The main menu, with the exception of the background music, was relatively the same as the previous three episodes. Since the game runs off of the Unity engine, you’ll receive a pop up before the game starts that allows you to adjust screen resolution, change the graphics quality, and toggle fullscreen. For those of you who have played the other three episodes, it’ll take you no time at all to get accustomed to the interface. In fact, it’s for this reason that I’ve decided to keep the review on the short side. Most of you who are reading this have already played the game at some point and it would be silly of me to waste your time with details that you already know.
Rather, let’s take a brief look at the new things that this game introduces to the series. The main sticking point is a “trust” meter for each character that Erica interacts with. It behaves similarly to the way a trust meter would on larger RPGs like “Dragon Age” in that your dialogue choices largely affect how someone will behave towards you. This particular episode even goes so far as to penalize you by killing off characters, depending on how much certain characters trust you. Since this is the last episode in the series, this whole system makes sense as it gives the player different ways that the game can end. You’ll also, at one point, be allowed to switch freely between Erica and Cordelia in order to progress. We’ve seen the two interact in the past, but never in a direct manner such as this.
On a related note, you’ll be using most of the powers that Erica has learned over the course of time. You won’t be learning anything new this time around, but I found that I didn’t mind that a bit. The narrative was already becoming pretty complex at the end of the third episode, and I’m sort of glad that they’ve keep the learning required down to a minimum. Not to worry, you’ll still have access to postcognition, projection, regression, and synergy in order to solve puzzles as they come up. You’ll be relying on them pretty heavily too, so you may want to brush up if you haven’t entered the world of Erica Reed in a while. Like episode three, there’s more of an emphasis on the puzzles and less of an emphasis on traveling around a world map.

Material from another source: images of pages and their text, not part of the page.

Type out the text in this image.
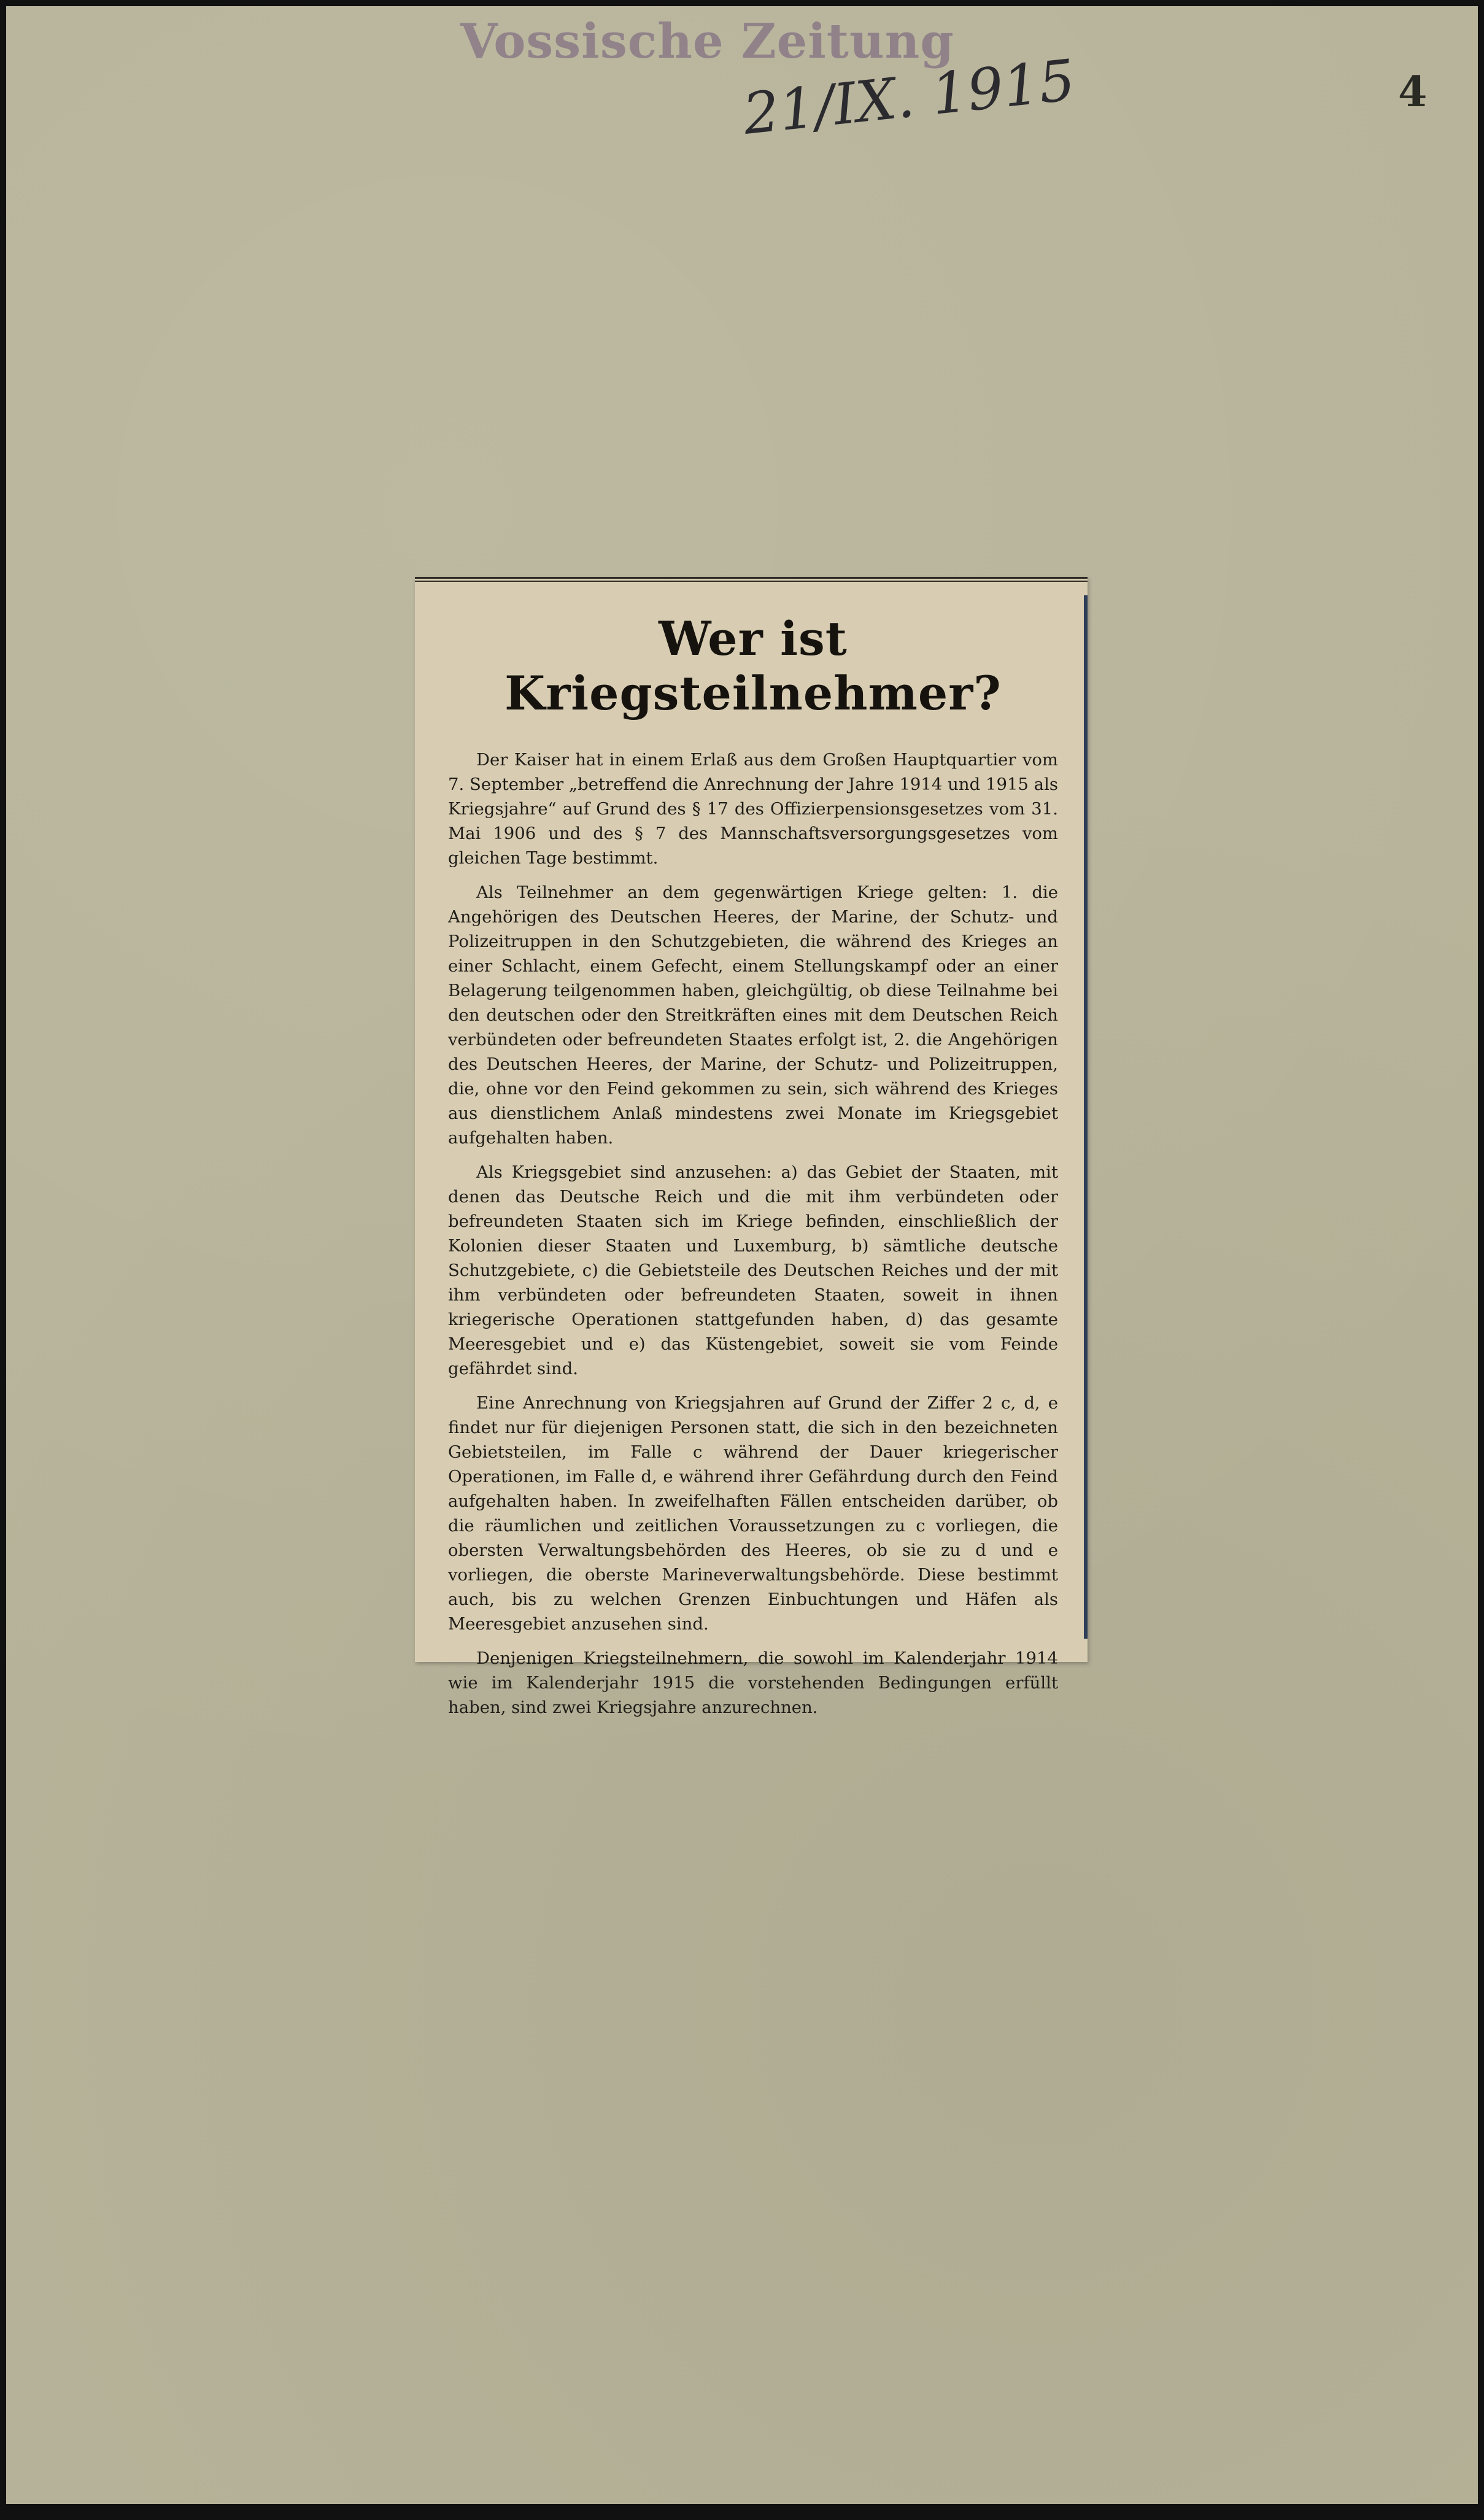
Vossische Zeitung
21/IX. 1915	4
Wer ist Kriegsteilnehmer?

Der Kaiser hat in einem Erlaß aus dem Großen Hauptquartier vom 7. September „betreffend die Anrechnung der Jahre 1914 und 1915 als Kriegsjahre“ auf Grund des § 17 des Offizierpensionsgesetzes vom 31. Mai 1906 und des § 7 des Mannschaftsversorgungsgesetzes vom gleichen Tage bestimmt.

Als Teilnehmer an dem gegenwärtigen Kriege gelten: 1. die Angehörigen des Deutschen Heeres, der Marine, der Schutz- und Polizeitruppen in den Schutzgebieten, die während des Krieges an einer Schlacht, einem Gefecht, einem Stellungskampf oder an einer Belagerung teilgenommen haben, gleichgültig, ob diese Teilnahme bei den deutschen oder den Streitkräften eines mit dem Deutschen Reich verbündeten oder befreundeten Staates erfolgt ist, 2. die Angehörigen des Deutschen Heeres, der Marine, der Schutz- und Polizeitruppen, die, ohne vor den Feind gekommen zu sein, sich während des Krieges aus dienstlichem Anlaß mindestens zwei Monate im Kriegsgebiet aufgehalten haben.

Als Kriegsgebiet sind anzusehen: a) das Gebiet der Staaten, mit denen das Deutsche Reich und die mit ihm verbündeten oder befreundeten Staaten sich im Kriege befinden, einschließlich der Kolonien dieser Staaten und Luxemburg, b) sämtliche deutsche Schutzgebiete, c) die Gebietsteile des Deutschen Reiches und der mit ihm verbündeten oder befreundeten Staaten, soweit in ihnen kriegerische Operationen stattgefunden haben, d) das gesamte Meeresgebiet und e) das Küstengebiet, soweit sie vom Feinde gefährdet sind.

Eine Anrechnung von Kriegsjahren auf Grund der Ziffer 2 c, d, e findet nur für diejenigen Personen statt, die sich in den bezeichneten Gebietsteilen, im Falle c während der Dauer kriegerischer Operationen, im Falle d, e während ihrer Gefährdung durch den Feind aufgehalten haben. In zweifelhaften Fällen entscheiden darüber, ob die räumlichen und zeitlichen Voraussetzungen zu c vorliegen, die obersten Verwaltungsbehörden des Heeres, ob sie zu d und e vorliegen, die oberste Marineverwaltungsbehörde. Diese bestimmt auch, bis zu welchen Grenzen Einbuchtungen und Häfen als Meeresgebiet anzusehen sind.

Denjenigen Kriegsteilnehmern, die sowohl im Kalenderjahr 1914 wie im Kalenderjahr 1915 die vorstehenden Bedingungen erfüllt haben, sind zwei Kriegsjahre anzurechnen.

It’s difficult to write a review for a game that you are determined not to spoil, especially when the previous games in the series are similar in play style. I will go on record however and say that when the end credits began to roll, that I felt a sense of completion and satisfaction. The writing and the narrative were top-notch, from beginning to end. The art-style, while nothing new in the series as a whole, kept me engaged and interested. I must admit that the ending saddened me a bit, though I had a an inkling that the story would turn out the way it did. There were still a few things that caught me off guard however, especially when it came time to see how Cordelia would react during the moment of truth. If you’ve played the previous three episodes already, then picking the fourth one up is really a no-brainer…you should do it, now. If you’re new to the series and enjoy deep and engaging adventures filled with tough mind-bending puzzles, then the “Erica Reed” saga has you covered.